Ristau proposed that he would get a group of four to five people to monitor the plantings on the day of the parade. In the wake of that proposal, council voted not to put up fence.
But concerns were immediately raised regarding Ristau's proposal.
"I don't see how you can maintain it with four to five people," Councilman James Zavinski said. "You're going to have to have people five to six feet apart."
"What happens if a volunteer monitor sees someone messing with or destroying the flowers," Mayor Mark Phillips asked. "What are they supposed to do? What are we empowering that volunteer to do?"
Councilman Dr. Howard Ferguson said that citizens cannot be empowered without the city assuming some degree of liability.
Council Vice President Maurice Cashman asked, if the flowers were trampled, what the plantings would look like for the remainder of the year.
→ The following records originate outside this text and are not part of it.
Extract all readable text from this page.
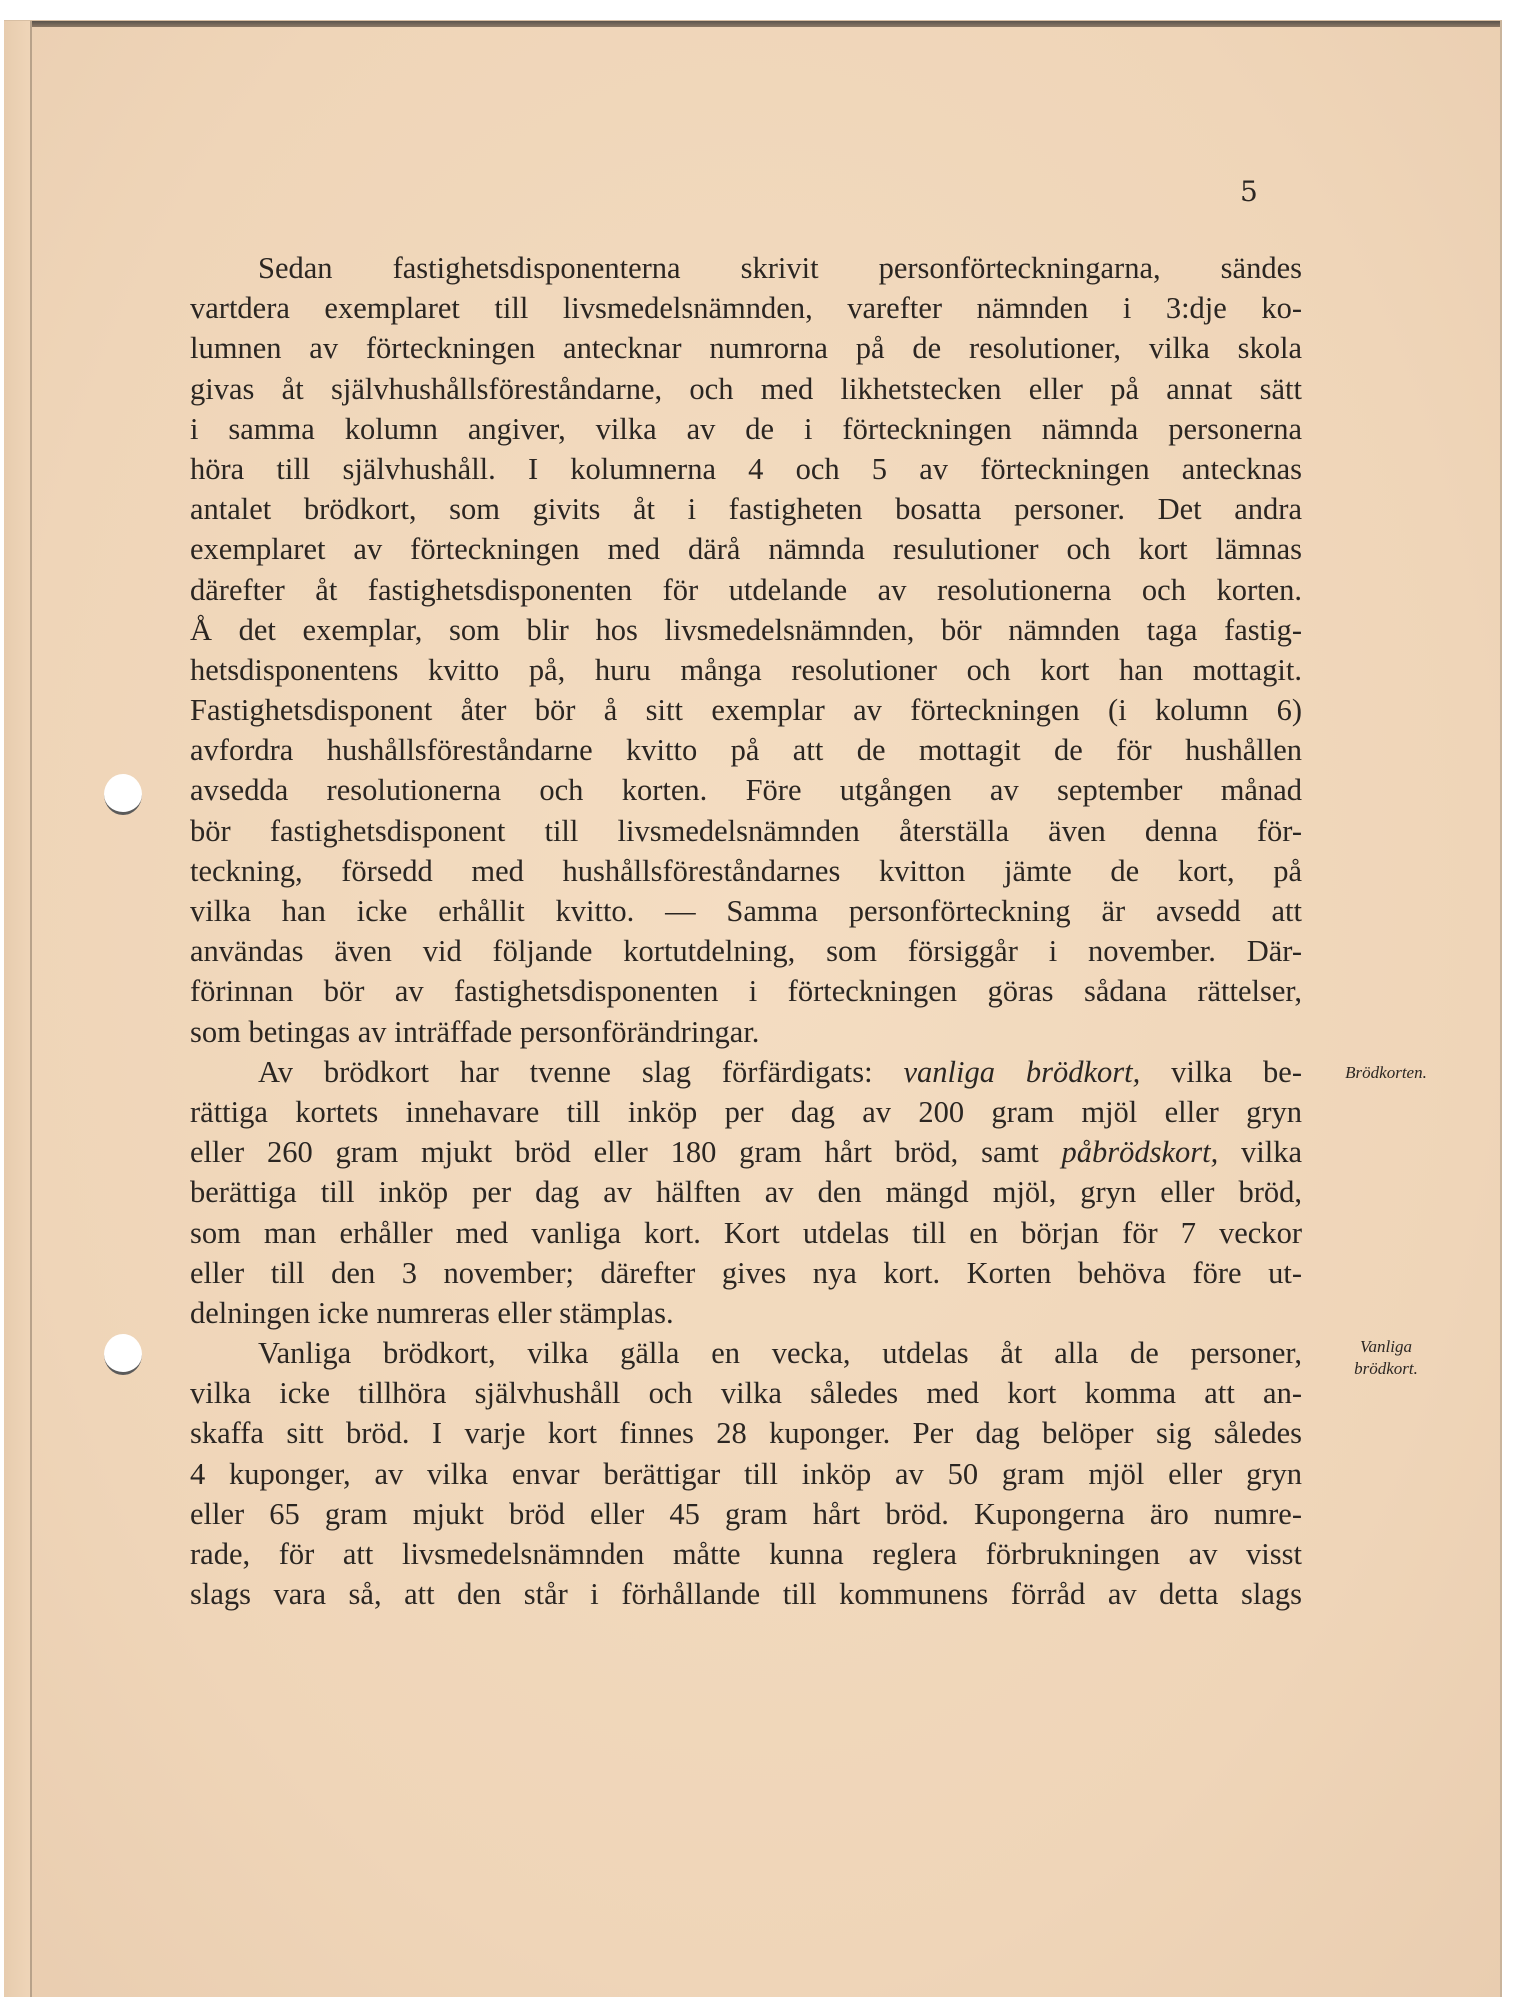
5
Sedan fastighetsdisponenterna skrivit personförteckningarna, sändes
vartdera exemplaret till livsmedelsnämnden, varefter nämnden i 3:dje ko-
lumnen av förteckningen antecknar numrorna på de resolutioner, vilka skola
givas åt självhushållsföreståndarne, och med likhetstecken eller på annat sätt
i samma kolumn angiver, vilka av de i förteckningen nämnda personerna
höra till självhushåll. I kolumnerna 4 och 5 av förteckningen antecknas
antalet brödkort, som givits åt i fastigheten bosatta personer. Det andra
exemplaret av förteckningen med därå nämnda resulutioner och kort lämnas
därefter åt fastighetsdisponenten för utdelande av resolutionerna och korten.
Å det exemplar, som blir hos livsmedelsnämnden, bör nämnden taga fastig-
hetsdisponentens kvitto på, huru många resolutioner och kort han mottagit.
Fastighetsdisponent åter bör å sitt exemplar av förteckningen (i kolumn 6)
avfordra hushållsföreståndarne kvitto på att de mottagit de för hushållen
avsedda resolutionerna och korten. Före utgången av september månad
bör fastighetsdisponent till livsmedelsnämnden återställa även denna för-
teckning, försedd med hushållsföreståndarnes kvitton jämte de kort, på
vilka han icke erhållit kvitto. — Samma personförteckning är avsedd att
användas även vid följande kortutdelning, som försiggår i november. Där-
förinnan bör av fastighetsdisponenten i förteckningen göras sådana rättelser,
som betingas av inträffade personförändringar.
Av brödkort har tvenne slag förfärdigats: vanliga brödkort, vilka be-
rättiga kortets innehavare till inköp per dag av 200 gram mjöl eller gryn
eller 260 gram mjukt bröd eller 180 gram hårt bröd, samt påbrödskort, vilka
berättiga till inköp per dag av hälften av den mängd mjöl, gryn eller bröd,
som man erhåller med vanliga kort. Kort utdelas till en början för 7 veckor
eller till den 3 november; därefter gives nya kort. Korten behöva före ut-
delningen icke numreras eller stämplas.
Vanliga brödkort, vilka gälla en vecka, utdelas åt alla de personer,
vilka icke tillhöra självhushåll och vilka således med kort komma att an-
skaffa sitt bröd. I varje kort finnes 28 kuponger. Per dag belöper sig således
4 kuponger, av vilka envar berättigar till inköp av 50 gram mjöl eller gryn
eller 65 gram mjukt bröd eller 45 gram hårt bröd. Kupongerna äro numre-
rade, för att livsmedelsnämnden måtte kunna reglera förbrukningen av visst
slags vara så, att den står i förhållande till kommunens förråd av detta slags
Brödkorten.
Vanliga
brödkort.
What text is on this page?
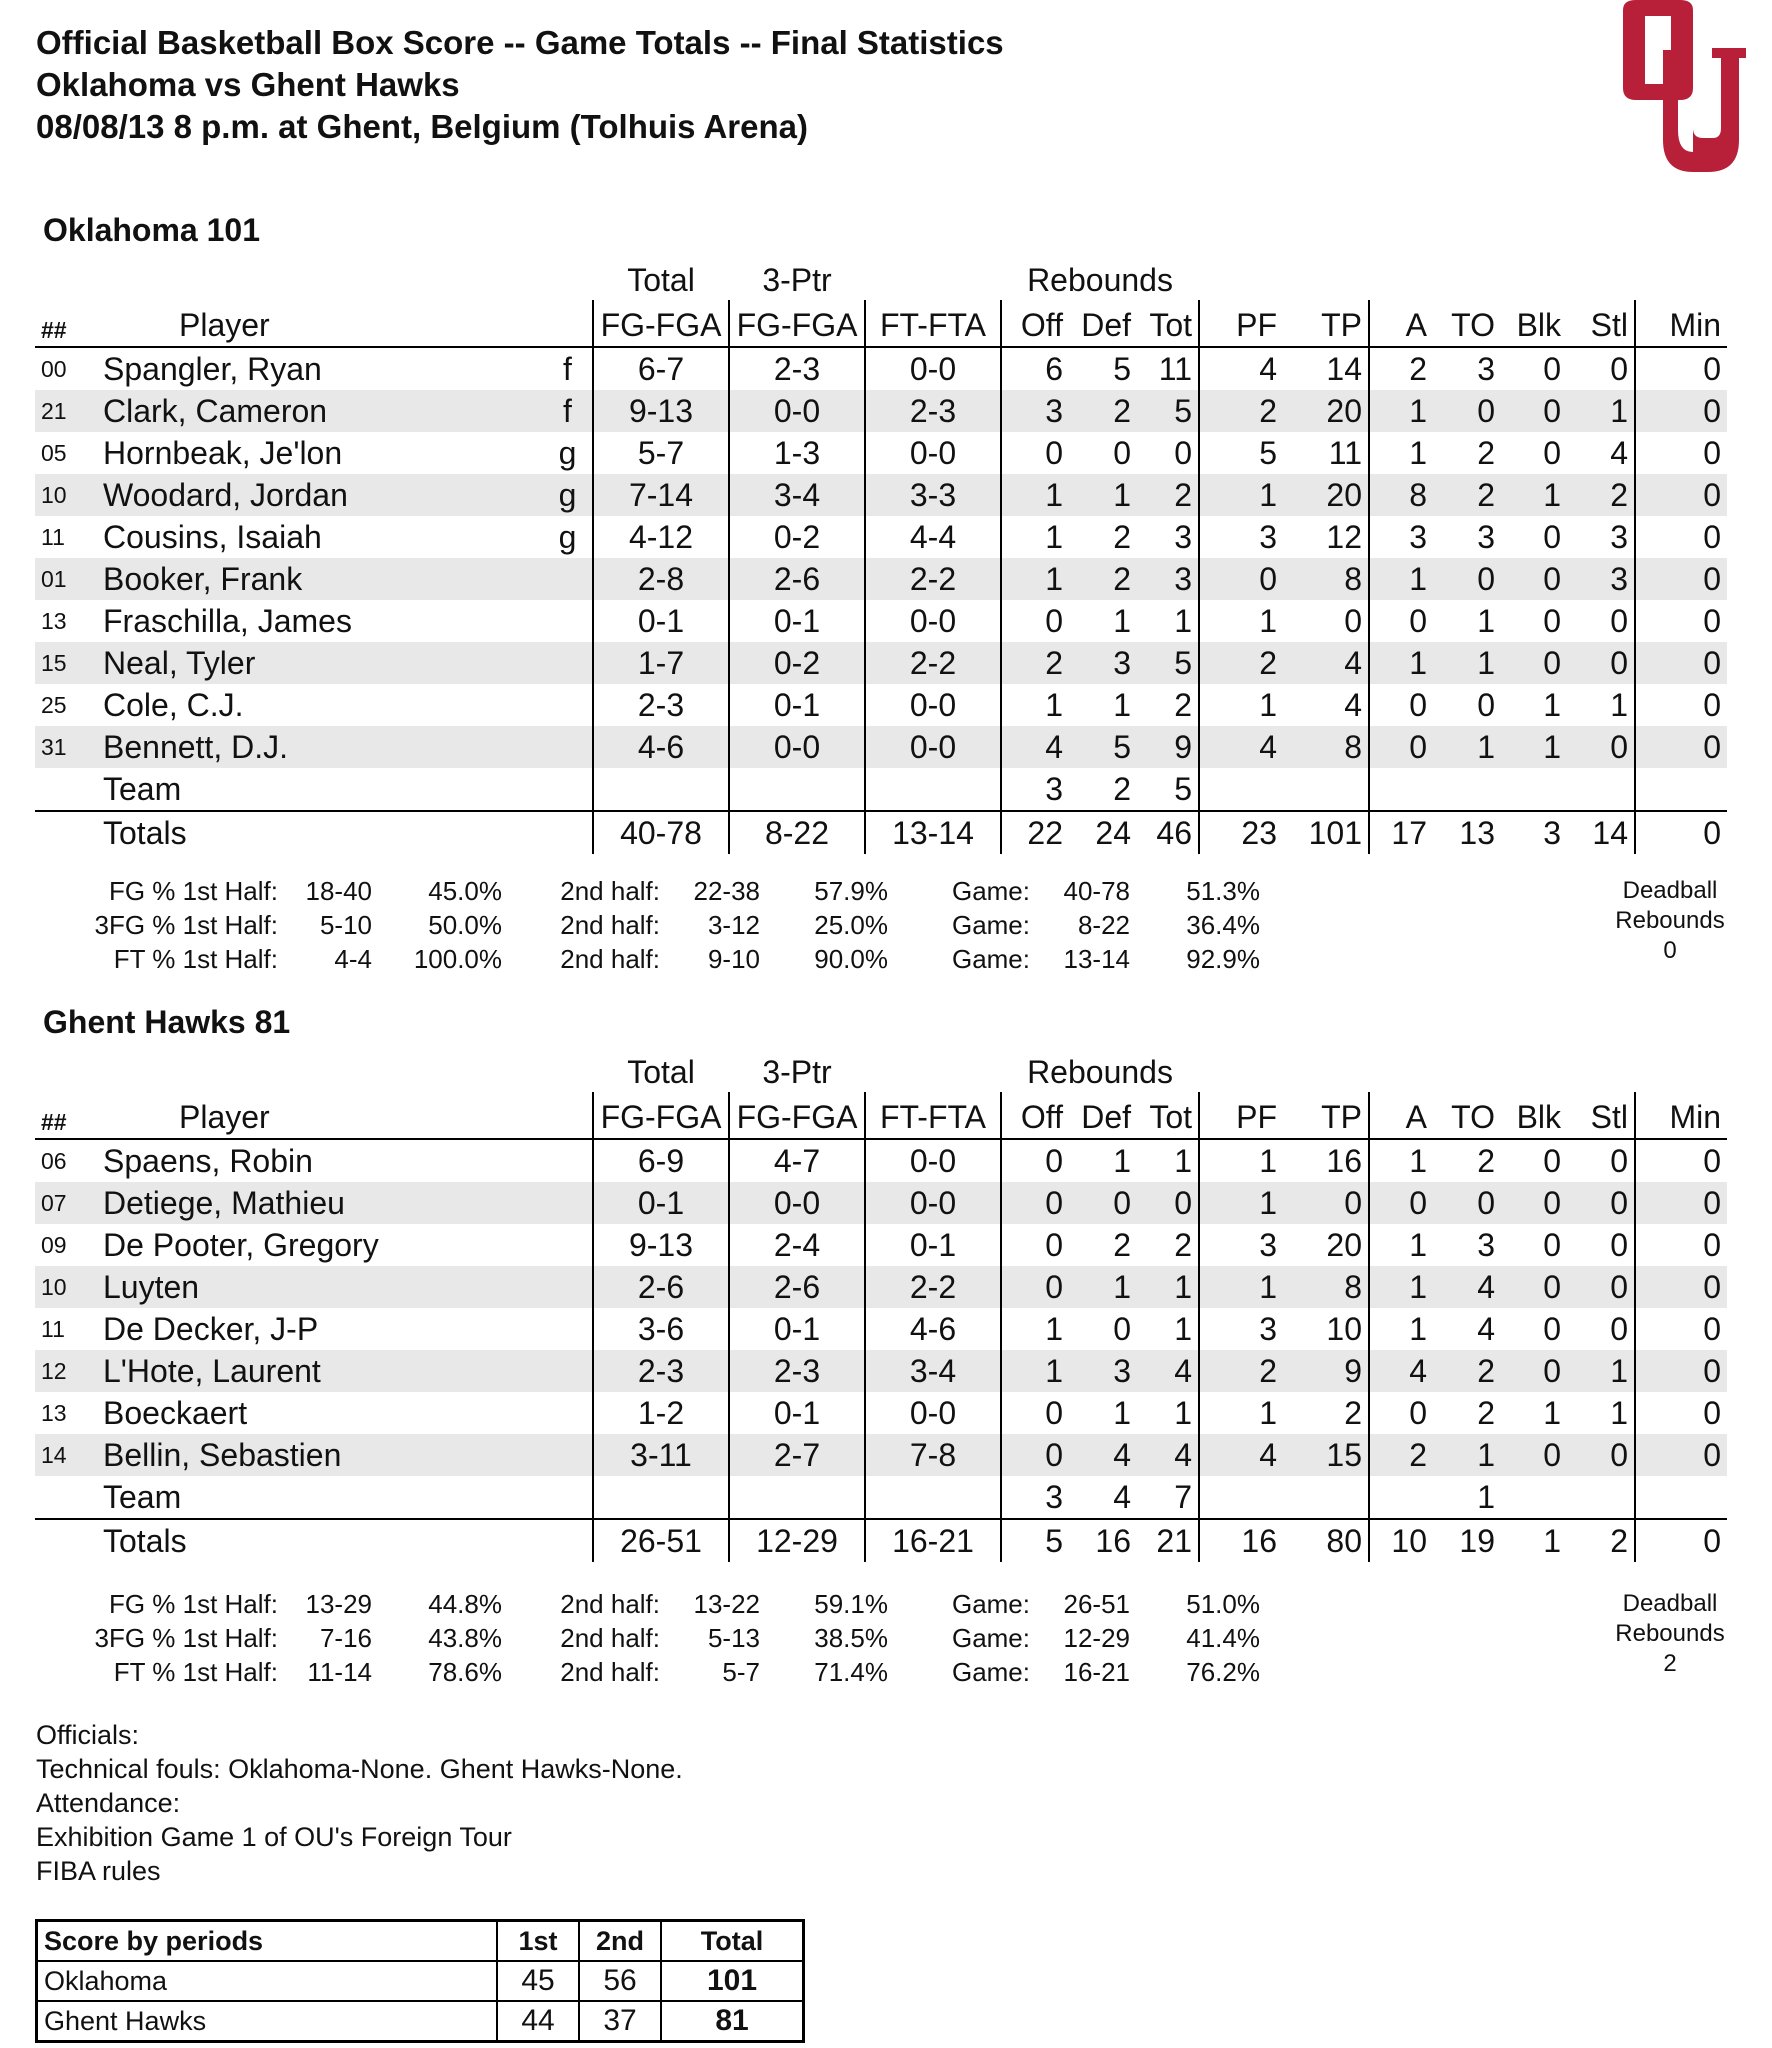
Official Basketball Box Score -- Game Totals -- Final Statistics
Oklahoma vs Ghent Hawks
08/08/13 8 p.m. at Ghent, Belgium (Tolhuis Arena)
Oklahoma 101
			Total	3-Ptr		Rebounds									
##	Player		FG-FGA	FG-FGA	FT-FTA	Off	Def	Tot	PF	TP	A	TO	Blk	Stl	Min
00	Spangler, Ryan	f	6-7	2-3	0-0	6	5	11	4	14	2	3	0	0	0
21	Clark, Cameron	f	9-13	0-0	2-3	3	2	5	2	20	1	0	0	1	0
05	Hornbeak, Je'lon	g	5-7	1-3	0-0	0	0	0	5	11	1	2	0	4	0
10	Woodard, Jordan	g	7-14	3-4	3-3	1	1	2	1	20	8	2	1	2	0
11	Cousins, Isaiah	g	4-12	0-2	4-4	1	2	3	3	12	3	3	0	3	0
01	Booker, Frank		2-8	2-6	2-2	1	2	3	0	8	1	0	0	3	0
13	Fraschilla, James		0-1	0-1	0-0	0	1	1	1	0	0	1	0	0	0
15	Neal, Tyler		1-7	0-2	2-2	2	3	5	2	4	1	1	0	0	0
25	Cole, C.J.		2-3	0-1	0-0	1	1	2	1	4	0	0	1	1	0
31	Bennett, D.J.		4-6	0-0	0-0	4	5	9	4	8	0	1	1	0	0
	Team					3	2	5							
	Totals		40-78	8-22	13-14	22	24	46	23	101	17	13	3	14	0
FG % 1st Half: 18-40 45.0% 2nd half: 22-38 57.9% Game: 40-78 51.3%
3FG % 1st Half: 5-10 50.0% 2nd half: 3-12 25.0% Game: 8-22 36.4%
FT % 1st Half: 4-4 100.0% 2nd half: 9-10 90.0% Game: 13-14 92.9%
Deadball
Rebounds
0
Ghent Hawks 81
			Total	3-Ptr		Rebounds									
##	Player		FG-FGA	FG-FGA	FT-FTA	Off	Def	Tot	PF	TP	A	TO	Blk	Stl	Min
06	Spaens, Robin		6-9	4-7	0-0	0	1	1	1	16	1	2	0	0	0
07	Detiege, Mathieu		0-1	0-0	0-0	0	0	0	1	0	0	0	0	0	0
09	De Pooter, Gregory		9-13	2-4	0-1	0	2	2	3	20	1	3	0	0	0
10	Luyten		2-6	2-6	2-2	0	1	1	1	8	1	4	0	0	0
11	De Decker, J-P		3-6	0-1	4-6	1	0	1	3	10	1	4	0	0	0
12	L'Hote, Laurent		2-3	2-3	3-4	1	3	4	2	9	4	2	0	1	0
13	Boeckaert		1-2	0-1	0-0	0	1	1	1	2	0	2	1	1	0
14	Bellin, Sebastien		3-11	2-7	7-8	0	4	4	4	15	2	1	0	0	0
	Team					3	4	7				1			
	Totals		26-51	12-29	16-21	5	16	21	16	80	10	19	1	2	0
FG % 1st Half: 13-29 44.8% 2nd half: 13-22 59.1% Game: 26-51 51.0%
3FG % 1st Half: 7-16 43.8% 2nd half: 5-13 38.5% Game: 12-29 41.4%
FT % 1st Half: 11-14 78.6% 2nd half: 5-7 71.4% Game: 16-21 76.2%
Deadball
Rebounds
2
Officials:
Technical fouls: Oklahoma-None. Ghent Hawks-None.
Attendance:
Exhibition Game 1 of OU's Foreign Tour
FIBA rules
Score by periods	1st	2nd	Total
Oklahoma	45	56	101
Ghent Hawks	44	37	81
"You only have one shot at this (protecting the flowers)," Ferguson said. "When it's done, it's done. It's just too risky to me to put to risk all the work that has been done down there. To me, it is a matter of risk."
Claiming that "we're not talking about that much fencing," Zavinski said, "I think you have to have it up. (The City) put too much time, effort and money to get this job done and it looks beautiful."
"I think the liability is too great to say to a volunteer group 'go protect city assets.' I think it's too late in the game," Cashman added.
Councilman John Lewis noted that the motion rejected was just to not put fence up, not to empower anyone.
Cashman proposed that alternate proposals, as well as fencing, be revisited at the June council meeting.
Further down the street, starting in the 440 block of Pennsylvania Avenue and proceeding west, Councilman Joseph Sprentz asked Department of Public Works Director Mike Holtz if the seedlings recently planted there would be fenced as well.
Holtz said that he "was not planning to but could."
"That is a very highly used area for the paradewhere the new seedlings and bushes are," Acting City Manager Mary Ann Nau said.
Councilman Sam Harvey asked if the city could make parade fencing out of lawn chairs.